On the other hand, while things might have been rushed behind the scenes, on screen everything was rather more leisurely.

"You couldn't go from the detectives' office to the suspect's house in one cut," Barker says. "We had to show the audience how we got there. Same with the scripts. There's a lot less exposition these days."

It seemed to take Australian writers a long time to realise they didn't have to show everything But finally we've started to catch up with the rest of the world. City Homicide always proceeds at a smart pace and the new Ten cop show, Rush, (which also, incidentally, has a woman in charge) is fabulously frenetic.

Both shows do a bit more with their characters, too. Barker says his Homicide character apparently had five kids, although no one ever saw them - or his wife. Within the first five minutes of Rush, we knew Catherine McClements' Kerry Vincent had some serious personal issues; by the end of the ep, one of her senior detectives had run off the rails; Hazlehurst's Bernice has a teenage son regularly giving her grief, while her colleagues all grapple with demons.

In fact, in almost every respect, Homicide looks absurdly quaint. The cops never carried guns. Hair was always neat. They always got their man. And usually it was a man. But Barker says scripts were often based on real cases, although usually from overseas, where even in the 1970s they had crime worth talking about.

"But they were almost always on the domestic level," he says. "It was always the husband whodunit, or the wife, or the son.

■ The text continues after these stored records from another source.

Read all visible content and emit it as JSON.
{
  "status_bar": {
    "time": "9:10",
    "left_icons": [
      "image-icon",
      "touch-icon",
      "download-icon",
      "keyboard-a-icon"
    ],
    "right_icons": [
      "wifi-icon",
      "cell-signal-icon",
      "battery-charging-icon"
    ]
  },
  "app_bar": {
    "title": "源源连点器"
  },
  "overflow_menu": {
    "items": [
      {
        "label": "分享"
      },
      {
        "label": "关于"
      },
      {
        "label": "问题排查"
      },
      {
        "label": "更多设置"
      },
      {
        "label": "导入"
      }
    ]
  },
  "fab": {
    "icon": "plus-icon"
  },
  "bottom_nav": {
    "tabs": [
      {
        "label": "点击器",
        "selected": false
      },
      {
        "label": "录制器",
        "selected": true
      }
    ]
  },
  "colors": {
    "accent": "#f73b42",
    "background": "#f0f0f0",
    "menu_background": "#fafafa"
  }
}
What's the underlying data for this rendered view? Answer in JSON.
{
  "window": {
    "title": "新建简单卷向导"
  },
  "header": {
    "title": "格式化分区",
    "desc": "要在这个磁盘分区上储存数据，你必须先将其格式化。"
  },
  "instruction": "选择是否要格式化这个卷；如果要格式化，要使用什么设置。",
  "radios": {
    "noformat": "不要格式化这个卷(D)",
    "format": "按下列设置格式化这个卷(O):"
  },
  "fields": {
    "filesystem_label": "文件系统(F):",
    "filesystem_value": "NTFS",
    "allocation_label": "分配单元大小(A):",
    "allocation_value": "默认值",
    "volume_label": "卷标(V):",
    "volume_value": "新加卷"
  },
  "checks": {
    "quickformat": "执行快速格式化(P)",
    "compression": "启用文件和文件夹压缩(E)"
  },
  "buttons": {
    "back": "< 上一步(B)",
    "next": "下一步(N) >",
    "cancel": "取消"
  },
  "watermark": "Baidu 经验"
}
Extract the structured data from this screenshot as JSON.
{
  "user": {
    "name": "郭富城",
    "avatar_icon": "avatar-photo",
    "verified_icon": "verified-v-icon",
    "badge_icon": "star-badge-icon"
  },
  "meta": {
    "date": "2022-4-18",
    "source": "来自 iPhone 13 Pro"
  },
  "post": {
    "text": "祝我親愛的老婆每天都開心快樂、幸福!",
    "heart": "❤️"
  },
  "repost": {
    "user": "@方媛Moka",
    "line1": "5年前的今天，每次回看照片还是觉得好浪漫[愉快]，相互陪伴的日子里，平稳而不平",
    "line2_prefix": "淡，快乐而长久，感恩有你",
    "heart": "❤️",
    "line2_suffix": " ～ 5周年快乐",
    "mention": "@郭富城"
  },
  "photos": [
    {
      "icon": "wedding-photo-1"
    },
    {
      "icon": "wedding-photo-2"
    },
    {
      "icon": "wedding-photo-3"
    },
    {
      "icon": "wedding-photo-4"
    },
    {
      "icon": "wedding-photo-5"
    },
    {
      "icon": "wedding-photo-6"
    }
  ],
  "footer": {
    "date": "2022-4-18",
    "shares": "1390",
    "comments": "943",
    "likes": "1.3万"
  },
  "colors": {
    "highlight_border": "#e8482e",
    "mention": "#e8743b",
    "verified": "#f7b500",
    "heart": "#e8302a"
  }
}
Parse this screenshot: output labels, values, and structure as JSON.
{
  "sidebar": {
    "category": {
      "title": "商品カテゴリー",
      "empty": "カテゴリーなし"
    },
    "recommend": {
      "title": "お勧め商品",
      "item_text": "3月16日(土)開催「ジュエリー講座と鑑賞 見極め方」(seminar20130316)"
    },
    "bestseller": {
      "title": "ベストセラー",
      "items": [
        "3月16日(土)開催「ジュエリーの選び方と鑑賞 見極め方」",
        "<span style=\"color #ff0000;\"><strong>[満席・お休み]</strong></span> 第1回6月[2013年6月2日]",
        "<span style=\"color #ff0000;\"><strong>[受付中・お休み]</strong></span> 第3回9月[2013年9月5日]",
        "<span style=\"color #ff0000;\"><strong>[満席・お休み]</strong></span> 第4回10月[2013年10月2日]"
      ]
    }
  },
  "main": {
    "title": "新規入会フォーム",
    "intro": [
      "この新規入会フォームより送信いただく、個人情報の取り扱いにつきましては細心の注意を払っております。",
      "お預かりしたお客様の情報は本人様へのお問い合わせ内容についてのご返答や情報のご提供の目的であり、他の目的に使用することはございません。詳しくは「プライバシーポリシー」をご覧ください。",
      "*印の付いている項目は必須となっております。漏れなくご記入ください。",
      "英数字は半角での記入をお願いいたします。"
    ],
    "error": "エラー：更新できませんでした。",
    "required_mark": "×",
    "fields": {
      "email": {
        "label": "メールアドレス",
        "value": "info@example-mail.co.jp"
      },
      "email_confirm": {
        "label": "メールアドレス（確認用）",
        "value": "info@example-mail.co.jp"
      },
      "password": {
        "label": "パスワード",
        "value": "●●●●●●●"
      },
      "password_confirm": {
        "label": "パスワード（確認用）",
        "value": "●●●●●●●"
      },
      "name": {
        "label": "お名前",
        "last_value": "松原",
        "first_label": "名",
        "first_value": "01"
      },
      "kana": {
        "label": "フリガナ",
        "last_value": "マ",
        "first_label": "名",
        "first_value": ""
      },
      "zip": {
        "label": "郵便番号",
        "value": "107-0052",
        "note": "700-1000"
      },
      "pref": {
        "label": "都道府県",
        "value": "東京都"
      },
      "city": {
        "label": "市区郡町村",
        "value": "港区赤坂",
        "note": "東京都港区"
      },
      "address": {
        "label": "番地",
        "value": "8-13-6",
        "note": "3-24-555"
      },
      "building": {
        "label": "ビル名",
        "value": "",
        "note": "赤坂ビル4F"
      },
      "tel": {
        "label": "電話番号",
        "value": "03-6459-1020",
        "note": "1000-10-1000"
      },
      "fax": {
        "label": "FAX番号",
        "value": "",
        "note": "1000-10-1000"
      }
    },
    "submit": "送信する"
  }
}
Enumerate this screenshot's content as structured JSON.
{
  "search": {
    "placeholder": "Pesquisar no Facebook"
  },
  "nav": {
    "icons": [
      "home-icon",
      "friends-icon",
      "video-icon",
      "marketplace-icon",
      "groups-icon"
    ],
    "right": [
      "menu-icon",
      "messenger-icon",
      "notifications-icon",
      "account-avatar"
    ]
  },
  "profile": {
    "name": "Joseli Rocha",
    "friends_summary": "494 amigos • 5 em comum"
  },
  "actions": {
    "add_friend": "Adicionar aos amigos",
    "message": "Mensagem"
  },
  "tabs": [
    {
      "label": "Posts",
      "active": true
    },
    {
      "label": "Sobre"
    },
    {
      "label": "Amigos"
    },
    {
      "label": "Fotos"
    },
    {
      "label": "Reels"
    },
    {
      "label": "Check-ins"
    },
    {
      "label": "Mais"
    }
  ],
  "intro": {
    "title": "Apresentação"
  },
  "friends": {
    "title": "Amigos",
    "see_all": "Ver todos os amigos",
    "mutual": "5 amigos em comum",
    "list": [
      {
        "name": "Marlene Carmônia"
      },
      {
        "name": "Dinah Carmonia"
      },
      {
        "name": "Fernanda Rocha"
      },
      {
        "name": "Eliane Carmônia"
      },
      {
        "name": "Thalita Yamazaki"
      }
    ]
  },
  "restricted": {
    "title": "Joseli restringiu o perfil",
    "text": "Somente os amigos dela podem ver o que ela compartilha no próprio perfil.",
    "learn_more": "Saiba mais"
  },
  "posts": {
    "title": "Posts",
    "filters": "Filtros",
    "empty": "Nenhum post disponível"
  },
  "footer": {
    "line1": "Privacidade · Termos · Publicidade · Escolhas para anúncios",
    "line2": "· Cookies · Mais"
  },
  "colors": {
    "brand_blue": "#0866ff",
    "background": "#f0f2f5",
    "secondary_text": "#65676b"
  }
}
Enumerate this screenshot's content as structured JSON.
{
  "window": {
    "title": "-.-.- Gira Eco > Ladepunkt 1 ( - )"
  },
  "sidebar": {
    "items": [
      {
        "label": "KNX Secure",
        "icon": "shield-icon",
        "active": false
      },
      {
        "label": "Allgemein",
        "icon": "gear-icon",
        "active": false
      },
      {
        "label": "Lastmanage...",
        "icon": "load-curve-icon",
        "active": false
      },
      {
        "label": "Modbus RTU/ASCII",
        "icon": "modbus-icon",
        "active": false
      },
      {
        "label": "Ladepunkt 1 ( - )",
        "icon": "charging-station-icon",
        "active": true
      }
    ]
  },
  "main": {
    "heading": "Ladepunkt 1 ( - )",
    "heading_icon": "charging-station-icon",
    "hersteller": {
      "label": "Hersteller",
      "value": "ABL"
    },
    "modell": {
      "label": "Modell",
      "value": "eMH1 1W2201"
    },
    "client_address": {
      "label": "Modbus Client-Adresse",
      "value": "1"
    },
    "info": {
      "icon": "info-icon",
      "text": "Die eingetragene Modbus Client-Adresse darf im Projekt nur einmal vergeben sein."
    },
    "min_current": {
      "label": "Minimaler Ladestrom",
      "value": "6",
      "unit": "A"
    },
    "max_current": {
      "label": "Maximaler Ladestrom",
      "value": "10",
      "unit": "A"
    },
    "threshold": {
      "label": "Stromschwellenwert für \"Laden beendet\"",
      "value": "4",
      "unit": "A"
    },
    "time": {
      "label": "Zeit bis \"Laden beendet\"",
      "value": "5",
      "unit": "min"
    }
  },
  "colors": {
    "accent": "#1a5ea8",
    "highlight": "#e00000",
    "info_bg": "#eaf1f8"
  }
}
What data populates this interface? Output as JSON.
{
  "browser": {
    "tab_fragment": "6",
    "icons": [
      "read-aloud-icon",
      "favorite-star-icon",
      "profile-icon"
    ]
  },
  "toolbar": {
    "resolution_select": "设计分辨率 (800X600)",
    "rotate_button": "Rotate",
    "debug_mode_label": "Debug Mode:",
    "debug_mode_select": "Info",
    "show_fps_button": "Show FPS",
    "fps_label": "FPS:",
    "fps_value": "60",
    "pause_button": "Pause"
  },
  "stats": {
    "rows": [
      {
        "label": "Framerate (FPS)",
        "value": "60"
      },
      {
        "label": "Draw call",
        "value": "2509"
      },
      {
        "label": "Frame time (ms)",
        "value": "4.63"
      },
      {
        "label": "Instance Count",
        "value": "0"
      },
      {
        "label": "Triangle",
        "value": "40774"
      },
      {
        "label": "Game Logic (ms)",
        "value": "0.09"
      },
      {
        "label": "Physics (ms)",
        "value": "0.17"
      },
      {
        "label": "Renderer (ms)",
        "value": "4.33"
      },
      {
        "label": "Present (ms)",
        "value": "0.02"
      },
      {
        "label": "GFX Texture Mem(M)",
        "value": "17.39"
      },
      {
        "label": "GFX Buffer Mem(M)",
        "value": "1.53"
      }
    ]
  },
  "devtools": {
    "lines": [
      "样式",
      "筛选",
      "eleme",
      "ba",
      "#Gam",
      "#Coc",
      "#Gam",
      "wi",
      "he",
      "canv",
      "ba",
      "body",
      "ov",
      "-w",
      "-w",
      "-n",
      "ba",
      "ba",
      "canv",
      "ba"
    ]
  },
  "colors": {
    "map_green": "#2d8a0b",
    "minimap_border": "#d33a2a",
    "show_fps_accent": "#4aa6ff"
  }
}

I think the first thing Jon English did was play a drug addict and that was a two-hour special, an episode about a drug overdose."

To its credit, though, Homicide did manage to get an episode banned. A bonkers Pamela Stephenson was about to murder her sleeping husband. "She picked up this enormous knife, raised the knife in the air - and then we cut to a shot of a dog biting into a piece of meat," Barker says. That was considered far too graphic for a 7.30pm timeslot.

And that's probably the big change between cop shows now and cop shows then. The level of violence, both graphic and implied.

But while it's easy to think of Homicide as being make-believe and Rush and City Homicide as making some attempt to embrace realism, they all reflect their times.

"The crimes that were shocking back in Homicide days wouldn't raise a blink these days," Hazlehurst says. "So the crimes we deal with are much more vicious. But then, so are the crimes in real life."